Deferred from Phase 1
- [ ] Validate symbol identity across re‑index runs
- [ ] Support multi‑workspace indexing
Provenance Metadata
- [ ] Attach provenance metadata to results
- [ ] Mark origin: clangd / AST / graph / heuristic
- [ ] Return exact file:line:column locations
- [ ] Introduce confidence levels:
- exact
- high‑confidence
- inferred
- speculative
Build Context Awareness
- [ ] Track compile flags per file
- [ ] Track macro environments
- [ ] Track platform/build variants
- [ ] Detect symbols hidden behind defines
Parse Context Reporting
- [ ] Track files failing AST generation
- [ ] Report incomplete analysis conditions
Phase 3 — Build Reality Modeling
Goal: reflect the actual compilation environment.
- [ ] Persist compile_commands in DB
- [ ] Model file → compile flag mapping
- [ ] Track include search paths
Tools
- [ ]
cpp.build_explain - [ ]
cpp.include_explain - [ ]
cpp.macro_explain
Example:
Symbol active because:
- BUILD_TARGET=Linux
- FEATURE_X enabled
- included via foo.hpp → bar.hpp
Phase 4 — Change Impact Engine
Goal: allow agents to safely modify code.
- [ ] Build symbol dependency graph
- [ ] Track callers / callees
- [ ] Track type dependencies
- [ ] Track inheritance relationships
Query
- [ ]
change.impact(symbol)
Returns:
- directly affected symbols
- downstream call chains
- impacted files
- impacted modules
Risk Ranking
- [ ] Rank breakage probability
- [ ] Highlight API boundaries
- [ ] Highlight template propagation
Phase 5 — Flow & Effect Analysis (Key Differentiator)

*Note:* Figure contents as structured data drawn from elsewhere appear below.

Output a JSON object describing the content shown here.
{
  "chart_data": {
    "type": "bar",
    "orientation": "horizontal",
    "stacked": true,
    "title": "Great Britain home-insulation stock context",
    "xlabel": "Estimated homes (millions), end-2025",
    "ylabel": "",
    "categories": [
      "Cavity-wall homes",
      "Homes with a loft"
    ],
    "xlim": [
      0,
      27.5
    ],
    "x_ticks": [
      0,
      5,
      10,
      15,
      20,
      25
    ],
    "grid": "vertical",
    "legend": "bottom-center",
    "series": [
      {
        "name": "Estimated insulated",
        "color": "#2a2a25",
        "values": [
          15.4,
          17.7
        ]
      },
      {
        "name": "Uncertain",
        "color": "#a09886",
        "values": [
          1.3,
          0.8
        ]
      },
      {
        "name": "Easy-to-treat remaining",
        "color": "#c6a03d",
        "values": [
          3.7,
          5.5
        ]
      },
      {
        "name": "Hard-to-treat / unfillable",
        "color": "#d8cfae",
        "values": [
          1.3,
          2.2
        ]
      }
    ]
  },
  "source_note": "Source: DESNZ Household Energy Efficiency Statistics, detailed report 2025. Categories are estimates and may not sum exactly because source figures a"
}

Goal: understand how data and effects propagate through the system.
Call Path Discovery
- [ ] Identify shortest call paths
- [ ] Identify high‑frequency call paths
- [ ] Detect likely entry points
Flow Summaries
- [ ]
flow_summary(symbol)
Example:
ButtonClick → UIHandler::StartScan → ScanController::Run → MotionPlanner::Execute
Effect Summaries
- [ ]
effect_summary(symbol)
Classify effects:
- IO
- hardware interaction
- memory mutation
- state transitions
Phase 6 — Agent‑Optimized Output
Goal: return minimal safe context for coding agents.
Context Packing
- [ ]
cpp.context_pack(symbol)
Include:
- symbol definition
- key callers
- related types
- compile environment
- change risk factors
Ranking
- [ ] Rank references by importance
- [ ] Rank files by change risk
- [ ] Rank call paths by likelihood
Token Budget Awareness
- [ ] Configurable token limits
- [ ] Prefer highest‑value nodes
Phase 7 — Performance & Scalability
Goal: support large industrial C++ codebases.

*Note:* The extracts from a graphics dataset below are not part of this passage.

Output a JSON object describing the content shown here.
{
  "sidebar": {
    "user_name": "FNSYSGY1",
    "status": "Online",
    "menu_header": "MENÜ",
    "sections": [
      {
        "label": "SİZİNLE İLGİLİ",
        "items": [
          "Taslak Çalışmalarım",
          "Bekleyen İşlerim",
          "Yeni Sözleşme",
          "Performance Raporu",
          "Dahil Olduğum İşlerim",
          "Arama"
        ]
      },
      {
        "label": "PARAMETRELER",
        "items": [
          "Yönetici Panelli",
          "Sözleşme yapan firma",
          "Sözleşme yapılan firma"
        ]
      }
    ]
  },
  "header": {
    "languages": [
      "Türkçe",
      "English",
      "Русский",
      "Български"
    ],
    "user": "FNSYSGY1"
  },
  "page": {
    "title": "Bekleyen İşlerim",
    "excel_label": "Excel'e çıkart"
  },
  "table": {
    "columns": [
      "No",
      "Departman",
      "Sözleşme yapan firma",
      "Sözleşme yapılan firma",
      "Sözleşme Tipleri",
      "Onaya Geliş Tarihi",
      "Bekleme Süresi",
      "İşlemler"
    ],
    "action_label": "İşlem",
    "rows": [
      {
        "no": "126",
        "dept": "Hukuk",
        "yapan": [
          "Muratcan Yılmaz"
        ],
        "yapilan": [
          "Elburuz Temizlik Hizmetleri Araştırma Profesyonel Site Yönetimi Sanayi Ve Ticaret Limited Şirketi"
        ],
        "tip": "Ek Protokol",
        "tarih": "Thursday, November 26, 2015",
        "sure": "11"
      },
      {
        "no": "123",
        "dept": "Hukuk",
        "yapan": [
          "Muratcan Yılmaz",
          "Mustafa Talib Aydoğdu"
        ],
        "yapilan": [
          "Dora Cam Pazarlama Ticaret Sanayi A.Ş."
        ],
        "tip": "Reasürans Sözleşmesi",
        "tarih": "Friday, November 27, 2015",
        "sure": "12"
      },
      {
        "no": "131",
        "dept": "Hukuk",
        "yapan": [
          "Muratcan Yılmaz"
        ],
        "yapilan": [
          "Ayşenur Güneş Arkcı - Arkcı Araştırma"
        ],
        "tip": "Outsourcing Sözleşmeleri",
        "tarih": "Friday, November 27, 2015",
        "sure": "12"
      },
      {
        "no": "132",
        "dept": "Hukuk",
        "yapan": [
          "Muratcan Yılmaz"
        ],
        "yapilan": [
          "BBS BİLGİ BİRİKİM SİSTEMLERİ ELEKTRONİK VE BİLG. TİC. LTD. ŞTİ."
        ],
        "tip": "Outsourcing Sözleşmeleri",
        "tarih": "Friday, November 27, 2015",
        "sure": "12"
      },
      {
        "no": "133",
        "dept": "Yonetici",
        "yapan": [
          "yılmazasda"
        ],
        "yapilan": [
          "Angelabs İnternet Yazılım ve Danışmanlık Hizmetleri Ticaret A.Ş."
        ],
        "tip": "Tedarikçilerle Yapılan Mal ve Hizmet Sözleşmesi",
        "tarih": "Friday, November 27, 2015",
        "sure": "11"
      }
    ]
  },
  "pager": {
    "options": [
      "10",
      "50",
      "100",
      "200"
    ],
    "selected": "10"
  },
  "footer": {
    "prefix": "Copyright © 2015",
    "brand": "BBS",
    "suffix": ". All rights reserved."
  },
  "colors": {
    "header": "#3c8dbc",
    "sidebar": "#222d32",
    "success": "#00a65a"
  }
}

- [ ] Validate 100k+ symbol projects
- [ ] Validate 10k+ file repositories
- [ ] Track memory usage
Index Performance
- [ ] Parallel indexing
- [ ] Lazy extraction
- [ ] Query caching
DB Optimization
- [ ] SQLite query tuning
- [ ] Precomputed graph tables
Phase 8 — Benchmarks & Validation
Goal: prove agents perform better using mcp‑sidecar.
Developer Tasks
Benchmark:
- [ ] Trace behavior from UI event
- [ ] Trace hardware interaction path
- [ ] Safely rename a function
- [ ] Remove unused include
- [ ] Identify API boundaries
Measure:
- steps required
- tokens consumed
- correctness
Agent Comparison
Compare:
Agent + grep
Agent + embeddings
Agent + mcp‑sidecar
Phase 9 — Documentation & Examples
- [ ] Example refactor workflow
- [ ] Example debugging workflow
- [ ] Example API exploration
Tutorials
- [ ] Setup guide
- [ ] MCP integration guide
- [ ] Tool usage examples
Long‑Term Vision
mcp‑sidecar becomes a build‑aware fact engine for codebases that AI agents can trust.
Not just:
symbol search
But:
a system that explains how the software actually works.